Plain error is the correct standard of review. See United
States v. Malveaux, 411 F.3d 558, 561 n.9 (5th Cir. 2005),
petition for cert. filed (July 11, 2005) (No. 05-5297). The
district court committed error that is plain when it sentenced
Palencia under a mandatory sentencing guidelines regime. See
No. 04-41366
-3-
United States v. Valenzuela-Quevedo, 407 F.3d 728, 733 (5th Cir.
2005), petition for cert. filed (July 25, 2005) (No. 05-5556);
United States v. Mares, 402 F.3d 511, 520-21 (5th Cir. 2005),
petition for cert. filed (Mar. 31, 2005) (No. 04-9517).
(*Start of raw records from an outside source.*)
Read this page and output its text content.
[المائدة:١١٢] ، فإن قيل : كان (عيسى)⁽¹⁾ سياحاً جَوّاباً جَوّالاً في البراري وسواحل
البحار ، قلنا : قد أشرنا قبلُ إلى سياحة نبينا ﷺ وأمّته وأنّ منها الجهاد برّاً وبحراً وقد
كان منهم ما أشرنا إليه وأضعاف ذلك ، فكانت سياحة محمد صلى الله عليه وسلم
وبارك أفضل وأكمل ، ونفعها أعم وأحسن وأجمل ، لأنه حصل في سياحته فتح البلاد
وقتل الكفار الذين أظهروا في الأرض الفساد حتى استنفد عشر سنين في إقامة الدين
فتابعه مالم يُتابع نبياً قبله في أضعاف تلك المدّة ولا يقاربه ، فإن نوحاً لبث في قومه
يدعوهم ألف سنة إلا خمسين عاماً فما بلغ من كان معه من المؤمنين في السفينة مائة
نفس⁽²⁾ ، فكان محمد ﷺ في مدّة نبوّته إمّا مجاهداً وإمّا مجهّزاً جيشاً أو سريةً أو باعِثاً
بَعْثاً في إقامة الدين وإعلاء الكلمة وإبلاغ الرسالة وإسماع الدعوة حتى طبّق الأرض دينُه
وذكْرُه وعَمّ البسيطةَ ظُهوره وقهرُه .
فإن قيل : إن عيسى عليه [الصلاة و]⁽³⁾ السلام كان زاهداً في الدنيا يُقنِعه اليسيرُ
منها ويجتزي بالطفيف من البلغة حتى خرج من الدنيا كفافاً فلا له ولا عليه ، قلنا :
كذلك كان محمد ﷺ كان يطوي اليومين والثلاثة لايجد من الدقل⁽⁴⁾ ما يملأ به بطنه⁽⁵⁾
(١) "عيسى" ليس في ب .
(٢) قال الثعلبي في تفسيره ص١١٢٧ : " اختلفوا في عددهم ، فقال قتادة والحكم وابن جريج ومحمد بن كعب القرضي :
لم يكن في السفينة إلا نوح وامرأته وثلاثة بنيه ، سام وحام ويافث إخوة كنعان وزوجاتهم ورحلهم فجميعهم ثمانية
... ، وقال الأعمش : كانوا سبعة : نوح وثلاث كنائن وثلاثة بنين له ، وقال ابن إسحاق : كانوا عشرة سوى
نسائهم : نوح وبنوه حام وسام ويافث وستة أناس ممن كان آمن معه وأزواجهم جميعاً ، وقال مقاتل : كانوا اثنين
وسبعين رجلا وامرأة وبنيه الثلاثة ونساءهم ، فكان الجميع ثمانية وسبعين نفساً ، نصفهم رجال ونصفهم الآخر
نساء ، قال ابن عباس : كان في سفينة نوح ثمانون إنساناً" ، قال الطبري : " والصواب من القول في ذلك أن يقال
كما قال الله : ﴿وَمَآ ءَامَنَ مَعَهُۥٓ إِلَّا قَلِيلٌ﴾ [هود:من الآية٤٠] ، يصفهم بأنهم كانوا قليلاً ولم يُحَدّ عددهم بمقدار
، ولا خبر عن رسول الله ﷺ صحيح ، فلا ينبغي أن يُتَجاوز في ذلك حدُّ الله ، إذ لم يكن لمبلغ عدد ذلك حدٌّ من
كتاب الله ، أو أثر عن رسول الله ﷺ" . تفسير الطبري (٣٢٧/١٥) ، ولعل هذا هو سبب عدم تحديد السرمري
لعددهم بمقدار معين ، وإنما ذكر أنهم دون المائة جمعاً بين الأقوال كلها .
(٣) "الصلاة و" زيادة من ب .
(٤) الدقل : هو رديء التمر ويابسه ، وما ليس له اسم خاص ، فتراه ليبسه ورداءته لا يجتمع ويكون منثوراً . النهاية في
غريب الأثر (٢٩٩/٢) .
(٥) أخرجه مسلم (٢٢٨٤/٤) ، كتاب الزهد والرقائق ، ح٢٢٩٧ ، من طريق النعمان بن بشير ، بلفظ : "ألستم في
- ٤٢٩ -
Palencia, however, fails to meet his burden of showing that the
district court’s error affected his substantial rights because he
points to nothing in the record indicating that the district
court would have imposed a lesser sentence under an advisory
scheme. See Valenzeuela-Quevedo, 407 F.3d at 733-34; Mares, 402
F.3d at 521.
The district court’s judgment is AFFIRMED.